I've relapsed before, I know it happens, but never like this, I had been clean off a single addiction for almost 7 months, and then bam now I'm using coke, dope, and meth again.

And it's not even because it feels good, it's more my brain saying why the fuck not.
 
I've relapsed before, I know it happens, but never like this, I had been clean off a single addiction for almost 7 months, and then bam now I'm using coke, dope, and meth again.

And it's not even because it feels good, it's more my brain saying why the fuck not.
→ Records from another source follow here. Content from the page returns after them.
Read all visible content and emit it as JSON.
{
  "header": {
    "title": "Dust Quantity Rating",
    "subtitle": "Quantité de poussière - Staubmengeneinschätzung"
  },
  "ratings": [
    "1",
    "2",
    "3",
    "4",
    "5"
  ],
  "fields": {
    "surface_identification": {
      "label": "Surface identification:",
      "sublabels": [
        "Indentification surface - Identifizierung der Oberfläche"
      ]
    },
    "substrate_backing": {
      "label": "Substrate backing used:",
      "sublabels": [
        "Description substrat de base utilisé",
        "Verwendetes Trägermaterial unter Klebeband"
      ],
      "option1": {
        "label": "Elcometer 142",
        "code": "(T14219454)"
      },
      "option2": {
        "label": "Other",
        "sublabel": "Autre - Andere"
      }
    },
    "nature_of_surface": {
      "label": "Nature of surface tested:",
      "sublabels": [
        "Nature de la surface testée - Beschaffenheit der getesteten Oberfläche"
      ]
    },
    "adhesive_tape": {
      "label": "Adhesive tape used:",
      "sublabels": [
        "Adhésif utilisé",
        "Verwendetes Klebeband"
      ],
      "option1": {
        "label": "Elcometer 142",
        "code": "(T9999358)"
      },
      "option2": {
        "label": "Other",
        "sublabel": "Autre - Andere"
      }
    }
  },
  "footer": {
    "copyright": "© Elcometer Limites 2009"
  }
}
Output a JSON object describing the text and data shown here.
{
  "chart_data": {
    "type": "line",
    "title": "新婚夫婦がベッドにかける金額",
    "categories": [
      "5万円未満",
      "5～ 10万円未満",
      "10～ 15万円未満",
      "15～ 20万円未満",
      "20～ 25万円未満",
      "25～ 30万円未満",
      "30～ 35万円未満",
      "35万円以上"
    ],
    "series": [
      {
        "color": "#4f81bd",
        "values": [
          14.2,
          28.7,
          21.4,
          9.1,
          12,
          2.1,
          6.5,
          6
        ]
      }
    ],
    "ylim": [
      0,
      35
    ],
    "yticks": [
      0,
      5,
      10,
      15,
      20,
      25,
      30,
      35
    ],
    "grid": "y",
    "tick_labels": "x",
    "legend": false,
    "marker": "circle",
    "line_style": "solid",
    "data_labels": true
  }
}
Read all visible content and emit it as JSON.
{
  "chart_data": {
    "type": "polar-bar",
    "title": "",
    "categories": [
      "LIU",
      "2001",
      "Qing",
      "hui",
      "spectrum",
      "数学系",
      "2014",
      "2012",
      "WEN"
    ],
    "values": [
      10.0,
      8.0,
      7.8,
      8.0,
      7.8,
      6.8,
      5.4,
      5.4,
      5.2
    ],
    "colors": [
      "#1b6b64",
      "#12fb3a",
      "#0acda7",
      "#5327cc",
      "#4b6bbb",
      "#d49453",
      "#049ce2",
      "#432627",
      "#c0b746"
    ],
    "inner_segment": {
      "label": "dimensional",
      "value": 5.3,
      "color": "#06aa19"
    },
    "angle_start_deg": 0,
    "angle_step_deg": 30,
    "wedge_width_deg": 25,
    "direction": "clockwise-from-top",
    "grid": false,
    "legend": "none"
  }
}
It's a strange thing indeed.. it'n it. I was clean for a lil' over a yr. Fell back in... Then got another 9mths till there was a girl. That one ended in a suicidal relapse in Medellin, Columbia.. now I'm back it it again. Going to use all the tools.. 12 steps and all. I'm 37... Too old for this shit. I'll use all the help I can. I'm good at separating the good from the B.S... everything is a tool. We stop when we truly want to stop.. Much love from Somni brother.. we're in battle together... Brothers in arms... Suit up and join me brother.
 
Long ahead of you brother, I've been fighting for years, despite being much younger than most here.
 
Today is all that matters and tomorrow never knows Tubbsy me boy... Spent 12yrs on the methadone, benzo merry-go-round... Been doing dope since the late 90's. I've seen a thing or 2 and I'm here if you ever need to talk. Going to be around sober living more often.. prayers from the inner recesses of Somniland.
 
Feel ya there man, I need to remember to do that more often. Ya know give myself a bit of a pep talk.